I feel the same, but how do you change the golden handcuffs? If I leave the industry I’ll never afford a home. If I look at jobs online I’ve seen commissioned officers in the army get paid less than me. I feel trapped, the more I progressed in the industry the more I’ve grown to hate technology.
I don't have a good answer. the money and possible upside of future opportunities in software are probably the biggest things keeping me tied to this work. I keep coming back to these things when I doubt myself:
1. what kind of person do i aspire to be? what kind of life do I want to lead and what example do i want to set for my kids and my family? one who is miserable but makes good money and is just in it for the paycheck. or someone who lives a life of purpose, passion and enthusiasm.
2. people who are passionate, excited and invested in something can usually find a way to make good money. especially these days.
3. being less than enthused about what I do might actually be what's keeping me from finding more financial success
I left paid development for any role other than developer.
Industrialised standardised scrum/ micro management sucks. Multiple jobs, same experience.
If something can’t be implemented properly, then as much as you might say it’s not scrim, well, communism isn’t dictatorships, but it always happens that way. So, there’s a blurry line that isn’t established or doesn’t work in most places so it’s not useful.

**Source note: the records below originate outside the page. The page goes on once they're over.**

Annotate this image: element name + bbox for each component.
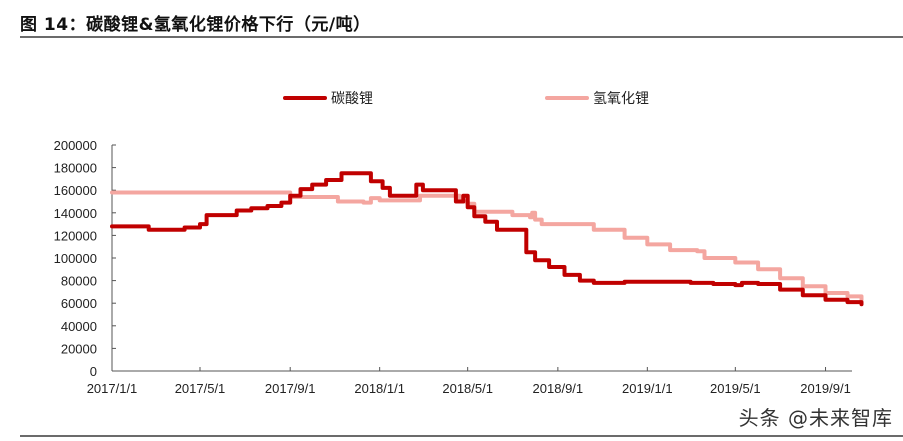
series-line-lithium-hydroxide: [110, 190, 864, 302]
x-tick-label: 2019/5/1: [710, 381, 761, 396]
series-lines: [110, 171, 864, 307]
bottom-divider: [20, 435, 903, 437]
y-tick-label: 180000: [54, 161, 97, 176]
y-tick-label: 140000: [54, 206, 97, 221]
legend-item-lithium-carbonate: 碳酸锂: [283, 88, 373, 108]
x-tick-label: 2017/1/1: [87, 381, 138, 396]
legend-swatch-lithium-hydroxide: [545, 96, 589, 100]
legend-label: 碳酸锂: [331, 91, 373, 107]
watermark: 头条 @未来智库: [738, 406, 893, 430]
legend-label: 氢氧化锂: [593, 91, 649, 107]
x-tick-label: 2018/1/1: [354, 381, 405, 396]
top-divider: [20, 36, 903, 38]
x-tick-label: 2017/5/1: [175, 381, 226, 396]
x-tick-label: 2019/1/1: [622, 381, 673, 396]
y-tick-label: 100000: [54, 251, 97, 266]
y-tick-label: 80000: [61, 274, 97, 289]
series-line-lithium-carbonate: [110, 171, 864, 307]
axes: 0 20000 40000 60000 80000 100000 120000 140000 1…: [54, 138, 852, 396]
x-tick-label: 2019/9/1: [800, 381, 851, 396]
y-tick-label: 120000: [54, 228, 97, 243]
x-tick-label: 2018/5/1: [442, 381, 493, 396]
x-tick-label: 2017/9/1: [265, 381, 316, 396]
chart-title: 图 14：碳酸锂&氢氧化锂价格下行（元/吨）: [20, 15, 371, 35]
y-tick-label: 0: [90, 364, 97, 379]
legend-item-lithium-hydroxide: 氢氧化锂: [545, 88, 649, 108]
y-tick-label: 60000: [61, 296, 97, 311]
y-tick-label: 160000: [54, 183, 97, 198]
y-tick-label: 200000: [54, 138, 97, 153]
legend-swatch-lithium-carbonate: [283, 96, 327, 100]
x-tick-label: 2018/9/1: [533, 381, 584, 396]
y-tick-label: 20000: [61, 341, 97, 356]
y-tick-label: 40000: [61, 319, 97, 334]
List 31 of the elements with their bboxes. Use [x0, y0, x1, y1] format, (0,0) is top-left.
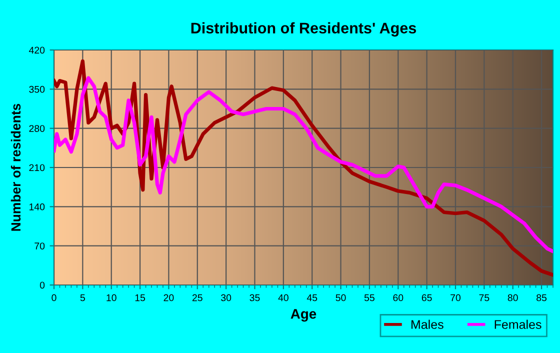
x-tick-label: 75: [479, 294, 490, 302]
chart-title: Distribution of Residents' Ages: [191, 22, 416, 37]
x-tick-label: 5: [80, 294, 85, 302]
x-tick-label: 15: [135, 294, 146, 302]
line-series: [54, 76, 553, 254]
x-tick-label: 25: [192, 294, 202, 302]
x-tick-label: 60: [393, 294, 404, 302]
x-tick-label: 45: [306, 294, 318, 302]
y-tick-label: 0: [40, 282, 45, 289]
x-axis-title: Age: [290, 309, 316, 322]
x-tick-label: 20: [164, 294, 174, 302]
x-tick-label: 80: [508, 294, 518, 302]
y-axis-title: Number of residents: [10, 104, 21, 231]
x-tick-label: 30: [221, 294, 232, 302]
x-tick-label: 55: [364, 294, 374, 302]
x-tick-label: 85: [536, 294, 547, 302]
legend-label: Females: [494, 320, 542, 329]
x-tick-label: 35: [250, 294, 260, 302]
y-tick-label: 70: [34, 242, 45, 250]
x-tick-label: 50: [336, 294, 346, 302]
x-tick-label: 70: [450, 294, 461, 302]
y-tick-label: 280: [29, 125, 45, 132]
x-tick-label: 10: [106, 294, 116, 302]
x-tick-label: 0: [52, 294, 56, 302]
x-tick-label: 40: [278, 294, 288, 302]
x-tick-label: 65: [422, 294, 432, 302]
legend-label: Males: [412, 320, 444, 329]
y-tick-label: 210: [29, 164, 45, 172]
y-tick-label: 350: [29, 86, 45, 93]
y-tick-label: 140: [29, 203, 45, 210]
y-tick-label: 420: [28, 46, 45, 54]
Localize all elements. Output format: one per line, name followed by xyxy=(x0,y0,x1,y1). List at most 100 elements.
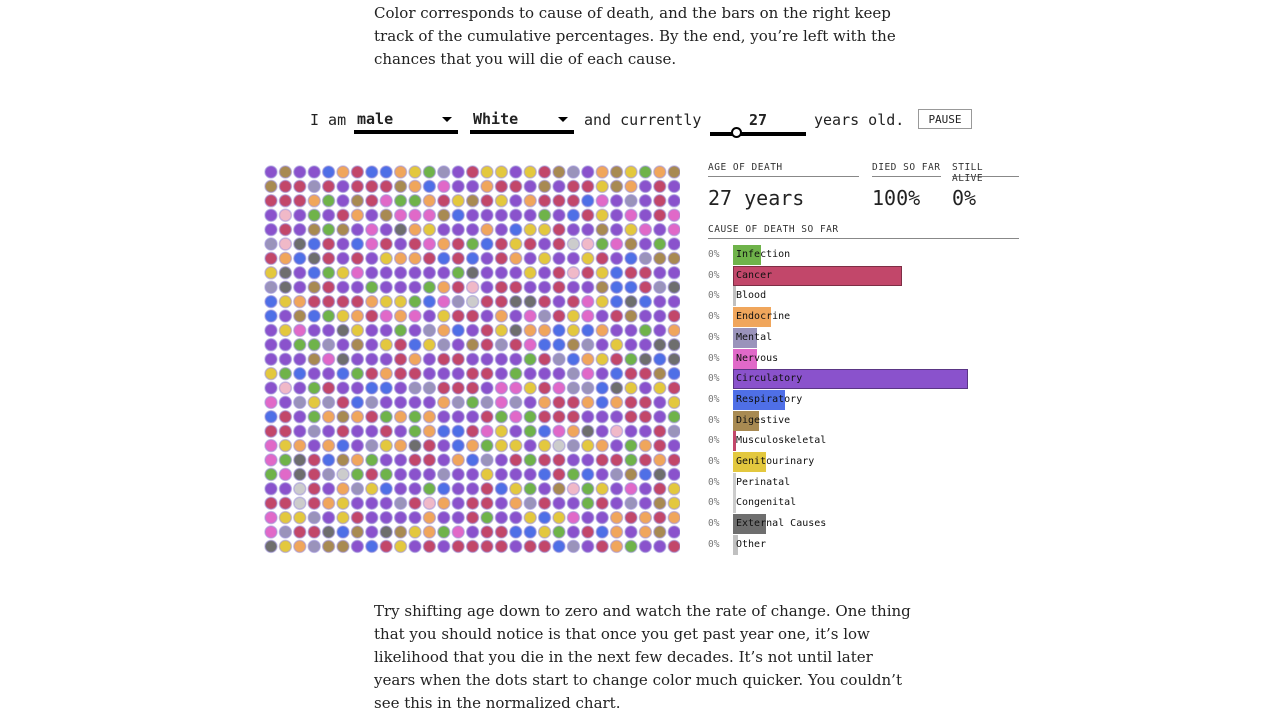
person-dot xyxy=(379,366,393,381)
person-dot xyxy=(422,280,437,294)
person-dot xyxy=(365,467,379,482)
person-dot xyxy=(465,179,480,194)
age-slider[interactable] xyxy=(710,132,806,136)
person-dot xyxy=(523,381,537,395)
person-dot xyxy=(422,294,437,309)
age-input[interactable] xyxy=(710,108,806,132)
person-dot xyxy=(451,165,465,179)
person-dot xyxy=(350,280,365,294)
person-dot xyxy=(365,366,379,381)
person-dot xyxy=(581,482,595,496)
person-dot xyxy=(437,395,451,410)
person-dot xyxy=(523,165,537,179)
race-select[interactable]: White xyxy=(470,108,574,134)
person-dot xyxy=(422,482,437,496)
person-dot xyxy=(365,352,379,366)
person-dot xyxy=(321,323,336,338)
age-slider-handle[interactable] xyxy=(730,127,742,138)
person-dot xyxy=(408,179,422,194)
person-dot xyxy=(566,194,581,208)
person-dot xyxy=(566,309,581,323)
person-dot xyxy=(537,194,552,208)
person-dot xyxy=(667,251,680,266)
person-dot xyxy=(566,395,581,410)
cause-bar xyxy=(733,431,736,452)
person-dot xyxy=(537,266,552,280)
person-dot xyxy=(307,179,321,194)
person-dot xyxy=(494,179,509,194)
person-dot xyxy=(336,309,350,323)
person-dot xyxy=(638,165,653,179)
person-dot xyxy=(379,208,393,222)
person-dot xyxy=(638,323,653,338)
cause-percent: 0% xyxy=(708,393,720,405)
person-dot xyxy=(278,366,293,381)
sex-select[interactable]: male xyxy=(354,108,458,134)
person-dot xyxy=(365,539,379,554)
person-dot xyxy=(365,294,379,309)
person-dot xyxy=(437,237,451,251)
person-dot xyxy=(653,366,667,381)
person-dot xyxy=(437,294,451,309)
person-dot xyxy=(624,366,638,381)
person-dot xyxy=(437,280,451,294)
person-dot xyxy=(480,237,494,251)
person-dot xyxy=(581,539,595,554)
person-dot xyxy=(336,539,350,554)
person-dot xyxy=(422,510,437,525)
person-dot xyxy=(307,438,321,453)
cause-percent: 0% xyxy=(708,435,720,447)
person-dot xyxy=(408,525,422,539)
cause-row: 0% Nervous xyxy=(708,348,1020,369)
person-dot xyxy=(624,381,638,395)
person-dot xyxy=(667,237,680,251)
person-dot xyxy=(609,510,624,525)
person-dot xyxy=(379,482,393,496)
person-dot xyxy=(609,222,624,237)
cause-bar xyxy=(733,245,762,265)
person-dot xyxy=(422,424,437,438)
person-dot xyxy=(465,510,480,525)
person-dot xyxy=(523,539,537,554)
cause-label: Other xyxy=(736,538,767,550)
person-dot xyxy=(509,438,523,453)
dot-grid xyxy=(264,165,680,554)
person-dot xyxy=(278,424,293,438)
person-dot xyxy=(480,467,494,482)
person-dot xyxy=(336,237,350,251)
person-dot xyxy=(437,482,451,496)
person-dot xyxy=(667,453,680,467)
person-dot xyxy=(638,309,653,323)
person-dot xyxy=(393,539,408,554)
person-dot xyxy=(480,482,494,496)
and-currently-label: and currently xyxy=(584,111,702,129)
person-dot xyxy=(451,352,465,366)
person-dot xyxy=(581,366,595,381)
person-dot xyxy=(653,294,667,309)
cause-row: 0% Respiratory xyxy=(708,389,1020,410)
person-dot xyxy=(350,165,365,179)
person-dot xyxy=(609,266,624,280)
person-dot xyxy=(393,352,408,366)
person-dot xyxy=(393,410,408,424)
person-dot xyxy=(422,352,437,366)
person-dot xyxy=(379,381,393,395)
person-dot xyxy=(451,266,465,280)
person-dot xyxy=(307,294,321,309)
person-dot xyxy=(638,395,653,410)
person-dot xyxy=(465,395,480,410)
pause-button[interactable]: PAUSE xyxy=(918,109,972,129)
person-dot xyxy=(393,366,408,381)
person-dot xyxy=(437,366,451,381)
person-dot xyxy=(552,222,566,237)
person-dot xyxy=(379,179,393,194)
person-dot xyxy=(393,381,408,395)
person-dot xyxy=(422,323,437,338)
person-dot xyxy=(638,366,653,381)
person-dot xyxy=(566,165,581,179)
person-dot xyxy=(523,482,537,496)
person-dot xyxy=(494,338,509,352)
person-dot xyxy=(509,410,523,424)
person-dot xyxy=(537,410,552,424)
person-dot xyxy=(451,438,465,453)
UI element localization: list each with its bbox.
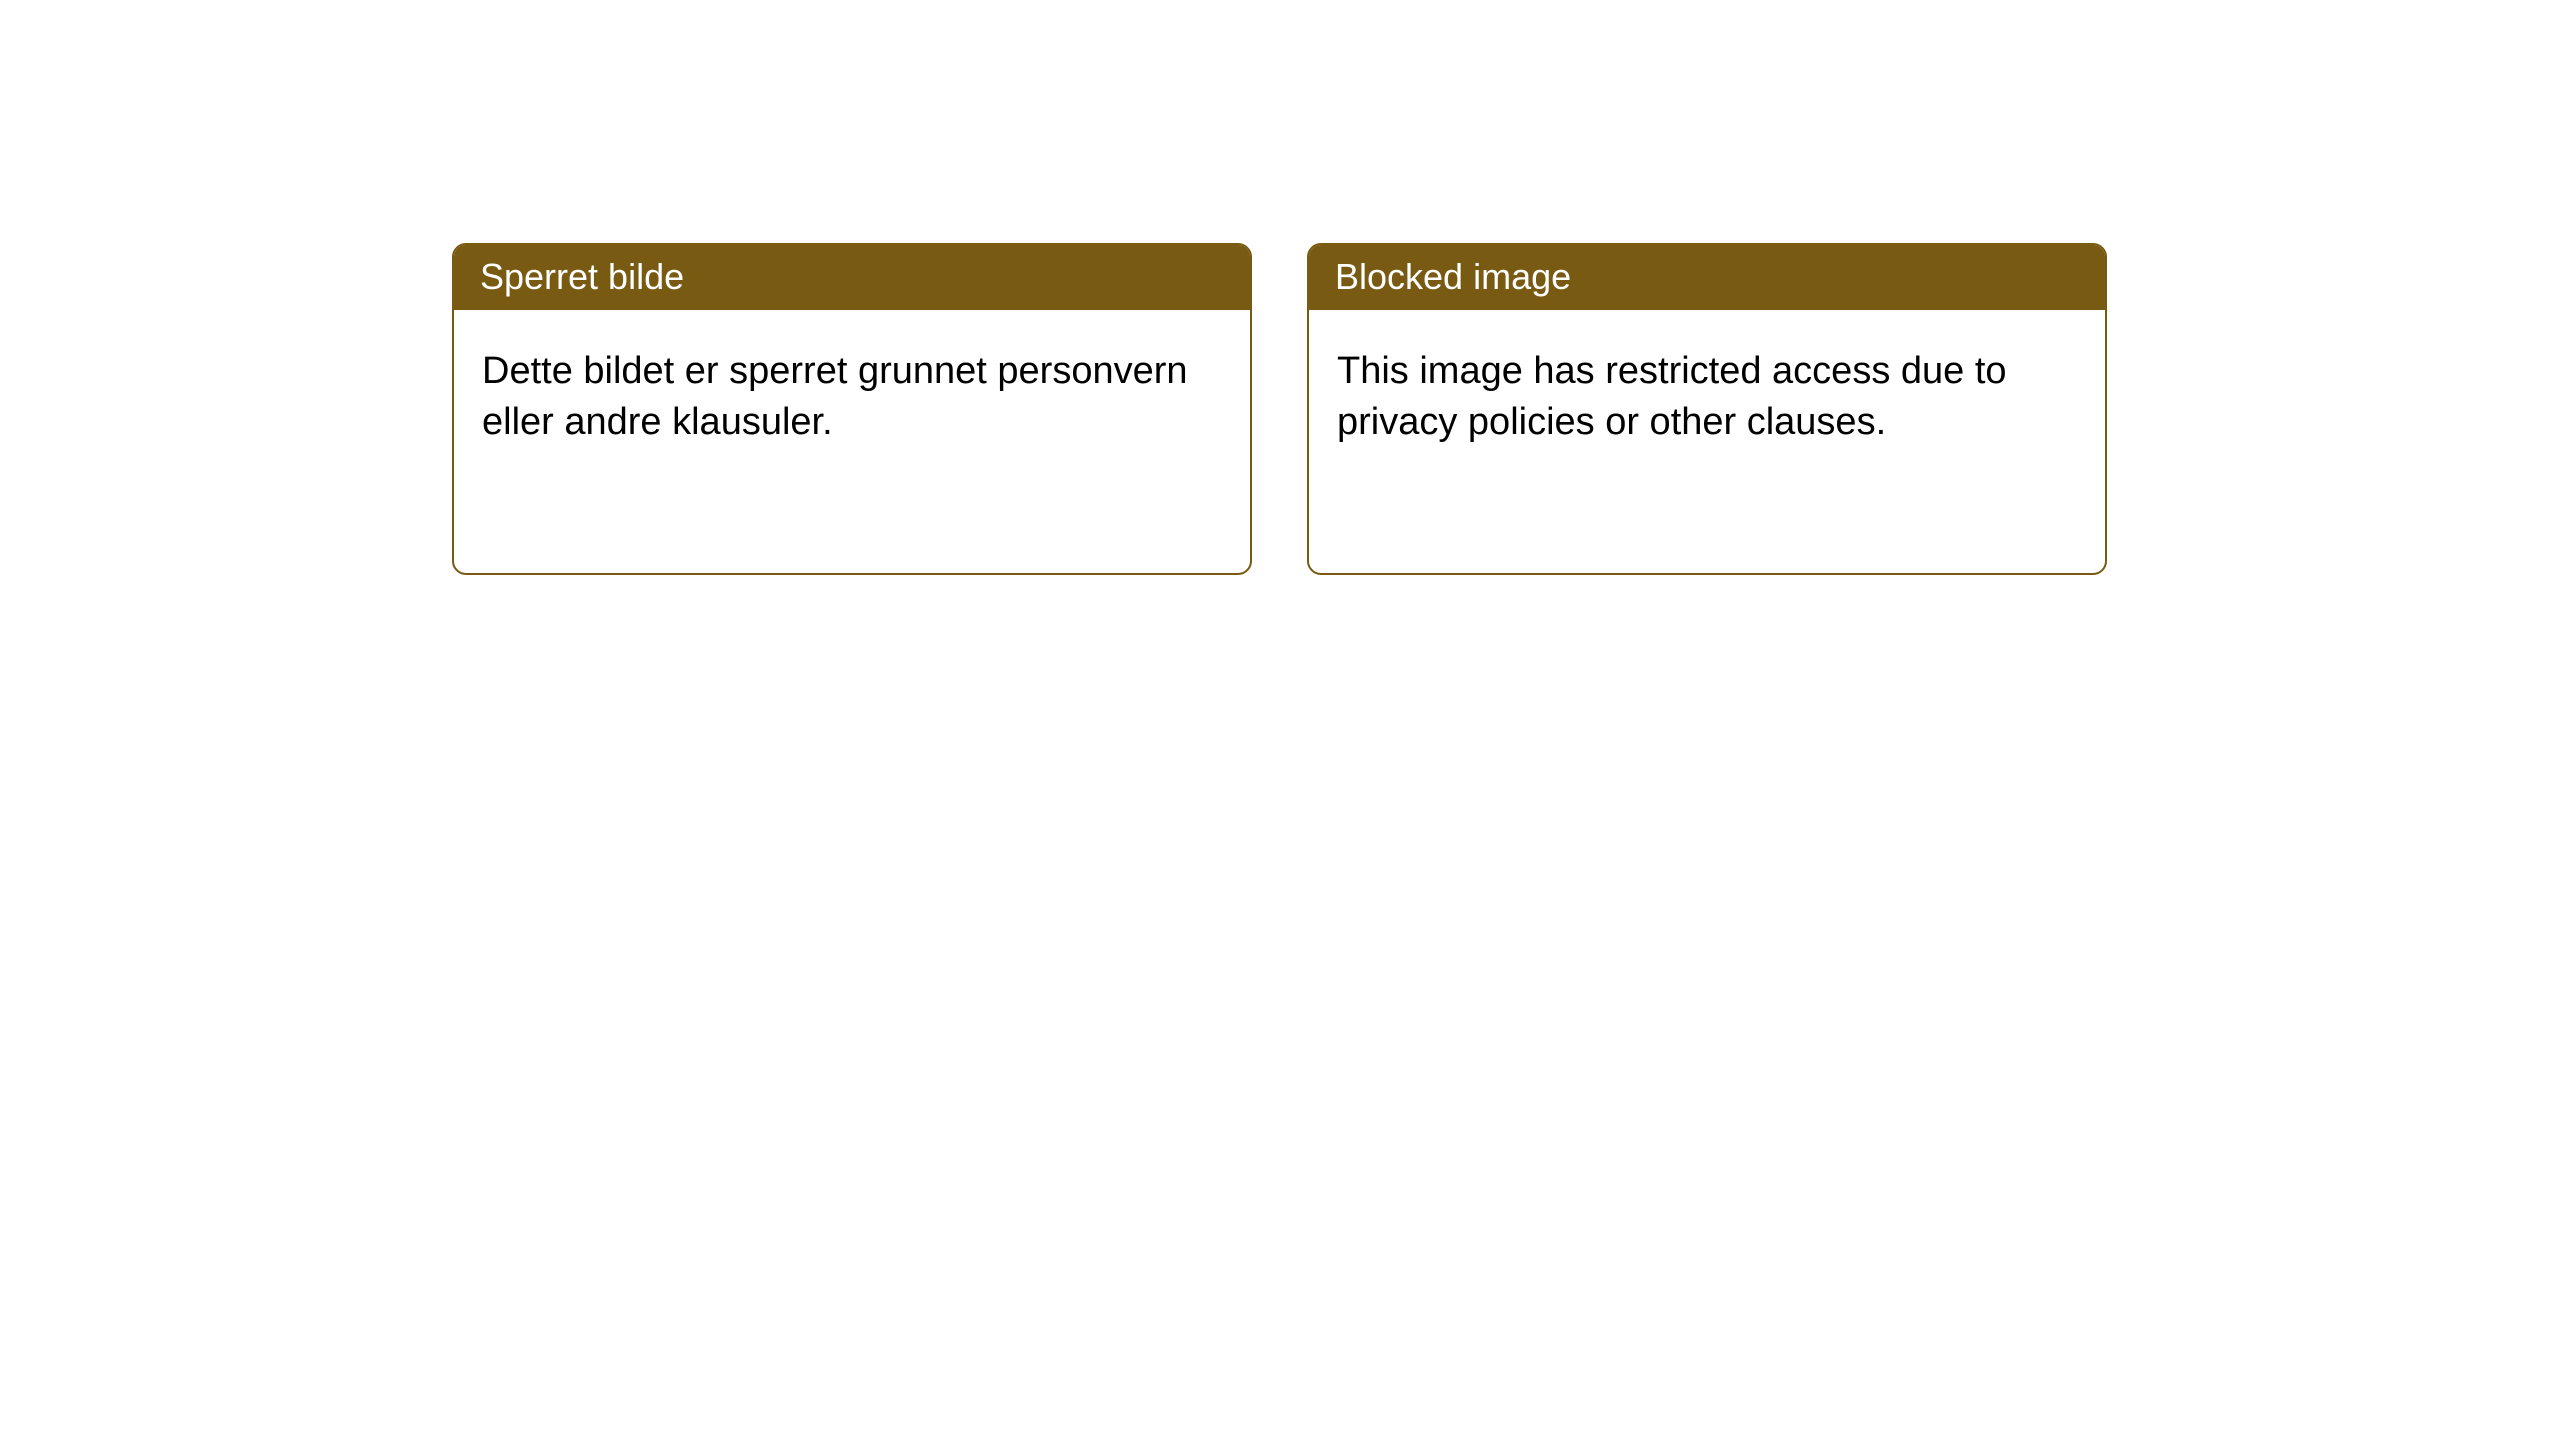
card-body-text: Dette bildet er sperret grunnet personve… <box>482 350 1188 443</box>
card-title: Sperret bilde <box>480 256 684 297</box>
card-header: Sperret bilde <box>454 245 1250 310</box>
notice-container: Sperret bilde Dette bildet er sperret gr… <box>0 0 2560 575</box>
notice-card-norwegian: Sperret bilde Dette bildet er sperret gr… <box>452 243 1252 575</box>
card-body-text: This image has restricted access due to … <box>1337 350 2007 443</box>
notice-card-english: Blocked image This image has restricted … <box>1307 243 2107 575</box>
card-body: This image has restricted access due to … <box>1309 310 2105 485</box>
card-title: Blocked image <box>1335 256 1571 297</box>
card-header: Blocked image <box>1309 245 2105 310</box>
card-body: Dette bildet er sperret grunnet personve… <box>454 310 1250 485</box>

Honestly, I became a product owner because as a developer, I hated scrum. And it’s everywhere. Industrialised standard of micromanaging. And yea, I know, that’s not what scrum is meant to be. But communism wasn’t meant to be a dictatorship and almost always is. So, if something almost always fails or isn’t able to be implemented, then it’s not useful.
If I found a company not doing scrum, I’d go back, but otherwise, I’m done as a paid developer.